Promote women’s sports equally to men’s sports. Sports are so important and influential for many children, yet the disparity in the importance given to men’s and women’s sports is enormous. This is blatant sexism and extremely damaging to young people. Teach children to value male and female athletes and teams.
Consider ways of dividing student sports other than by gender. For example, instead of having a boys’ team and a girls’ team, why not have beginner, intermediate and experienced divisions? Or competitive and recreational leagues?

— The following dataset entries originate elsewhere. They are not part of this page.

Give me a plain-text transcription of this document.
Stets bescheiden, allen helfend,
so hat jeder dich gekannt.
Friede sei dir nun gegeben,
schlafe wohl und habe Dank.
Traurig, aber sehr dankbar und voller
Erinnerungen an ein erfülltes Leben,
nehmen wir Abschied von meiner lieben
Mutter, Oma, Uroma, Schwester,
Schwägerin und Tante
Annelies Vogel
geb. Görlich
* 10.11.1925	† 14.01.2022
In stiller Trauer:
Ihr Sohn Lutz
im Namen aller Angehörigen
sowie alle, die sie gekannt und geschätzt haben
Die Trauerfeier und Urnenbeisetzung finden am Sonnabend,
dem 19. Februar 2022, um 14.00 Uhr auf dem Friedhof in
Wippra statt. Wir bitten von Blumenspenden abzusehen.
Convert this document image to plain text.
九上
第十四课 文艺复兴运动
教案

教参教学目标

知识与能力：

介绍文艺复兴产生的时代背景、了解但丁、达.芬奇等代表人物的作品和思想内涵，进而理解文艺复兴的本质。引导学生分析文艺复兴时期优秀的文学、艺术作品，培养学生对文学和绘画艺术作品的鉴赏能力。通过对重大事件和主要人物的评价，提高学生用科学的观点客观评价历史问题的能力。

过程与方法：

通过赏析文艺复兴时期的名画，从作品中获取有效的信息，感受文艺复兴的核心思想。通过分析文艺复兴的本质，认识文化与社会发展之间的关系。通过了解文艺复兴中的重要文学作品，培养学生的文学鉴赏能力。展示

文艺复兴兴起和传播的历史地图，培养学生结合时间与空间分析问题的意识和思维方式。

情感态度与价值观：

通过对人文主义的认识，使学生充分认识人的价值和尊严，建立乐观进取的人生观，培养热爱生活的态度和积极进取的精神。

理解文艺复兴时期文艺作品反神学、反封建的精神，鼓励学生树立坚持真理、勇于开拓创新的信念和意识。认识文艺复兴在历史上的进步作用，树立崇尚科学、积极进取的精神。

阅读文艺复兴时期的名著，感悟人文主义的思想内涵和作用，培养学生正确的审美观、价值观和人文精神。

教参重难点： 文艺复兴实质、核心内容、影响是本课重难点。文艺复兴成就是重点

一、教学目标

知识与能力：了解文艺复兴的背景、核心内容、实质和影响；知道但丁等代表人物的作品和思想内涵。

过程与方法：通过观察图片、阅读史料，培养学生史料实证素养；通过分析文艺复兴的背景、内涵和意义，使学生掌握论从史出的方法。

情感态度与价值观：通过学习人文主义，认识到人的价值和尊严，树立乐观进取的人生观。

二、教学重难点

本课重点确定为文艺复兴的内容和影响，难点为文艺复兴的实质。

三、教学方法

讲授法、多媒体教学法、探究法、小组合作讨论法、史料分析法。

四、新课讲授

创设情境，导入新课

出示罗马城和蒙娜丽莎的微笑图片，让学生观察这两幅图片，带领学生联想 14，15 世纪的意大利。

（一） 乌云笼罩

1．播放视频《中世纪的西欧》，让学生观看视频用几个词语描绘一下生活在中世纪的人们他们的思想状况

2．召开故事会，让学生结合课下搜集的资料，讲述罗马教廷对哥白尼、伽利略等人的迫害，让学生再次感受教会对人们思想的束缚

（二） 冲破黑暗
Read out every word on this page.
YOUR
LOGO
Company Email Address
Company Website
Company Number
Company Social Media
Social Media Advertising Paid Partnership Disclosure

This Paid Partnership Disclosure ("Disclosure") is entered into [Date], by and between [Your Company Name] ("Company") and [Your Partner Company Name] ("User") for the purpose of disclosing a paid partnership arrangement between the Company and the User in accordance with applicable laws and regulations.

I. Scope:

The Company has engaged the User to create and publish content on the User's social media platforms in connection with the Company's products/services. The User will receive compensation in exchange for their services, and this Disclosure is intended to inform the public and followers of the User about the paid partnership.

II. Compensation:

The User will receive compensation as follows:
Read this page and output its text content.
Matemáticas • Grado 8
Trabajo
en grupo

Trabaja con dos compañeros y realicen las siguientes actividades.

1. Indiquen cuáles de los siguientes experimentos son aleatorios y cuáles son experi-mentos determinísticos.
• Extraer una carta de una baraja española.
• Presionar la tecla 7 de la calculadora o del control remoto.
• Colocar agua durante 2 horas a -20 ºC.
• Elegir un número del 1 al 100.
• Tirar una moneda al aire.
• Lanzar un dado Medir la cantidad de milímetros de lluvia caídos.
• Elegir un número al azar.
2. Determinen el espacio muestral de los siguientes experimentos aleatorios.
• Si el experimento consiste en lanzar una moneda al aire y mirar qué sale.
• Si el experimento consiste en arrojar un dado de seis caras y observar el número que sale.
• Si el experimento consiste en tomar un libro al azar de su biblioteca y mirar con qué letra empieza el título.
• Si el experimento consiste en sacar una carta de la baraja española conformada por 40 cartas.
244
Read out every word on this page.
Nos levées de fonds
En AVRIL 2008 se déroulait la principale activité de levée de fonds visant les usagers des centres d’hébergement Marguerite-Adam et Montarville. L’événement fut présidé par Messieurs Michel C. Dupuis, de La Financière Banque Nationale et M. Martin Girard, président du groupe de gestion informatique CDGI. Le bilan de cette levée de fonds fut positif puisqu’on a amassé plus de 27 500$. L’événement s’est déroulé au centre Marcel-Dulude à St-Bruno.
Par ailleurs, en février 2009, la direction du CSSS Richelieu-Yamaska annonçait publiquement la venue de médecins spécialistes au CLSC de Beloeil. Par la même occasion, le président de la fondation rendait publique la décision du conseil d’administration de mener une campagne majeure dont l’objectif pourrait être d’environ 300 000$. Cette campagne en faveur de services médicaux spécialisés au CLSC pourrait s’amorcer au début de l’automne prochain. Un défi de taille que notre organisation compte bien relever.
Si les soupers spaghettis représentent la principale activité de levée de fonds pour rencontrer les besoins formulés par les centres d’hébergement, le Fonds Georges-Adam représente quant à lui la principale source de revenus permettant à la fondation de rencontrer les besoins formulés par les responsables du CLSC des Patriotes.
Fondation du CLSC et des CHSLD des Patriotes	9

Promote efforts by school boards to build gender-neutral washrooms. Some school boards have already built new schools or retrofitted existing schools with gender-neutral washrooms, with full-sized doors and safe, open areas to wash hands. Dedicated gender-neutral washrooms don’t promote gender policing and allow for adult supervision, making schools safer not only for 2SLGBTQIA+ and otherwise gender non-conforming students, but for all students.
There are too many scenarios that occur within schools to address them all in the scope of any one text, never mind the limited scope of this article. But if we hold the core understandings above as truths at the root of our pedagogy and interactions with students, we will begin to break down the gender binary, benefiting students of all genders.
Jey Plourde is a member of the Upper Grand Teacher Local.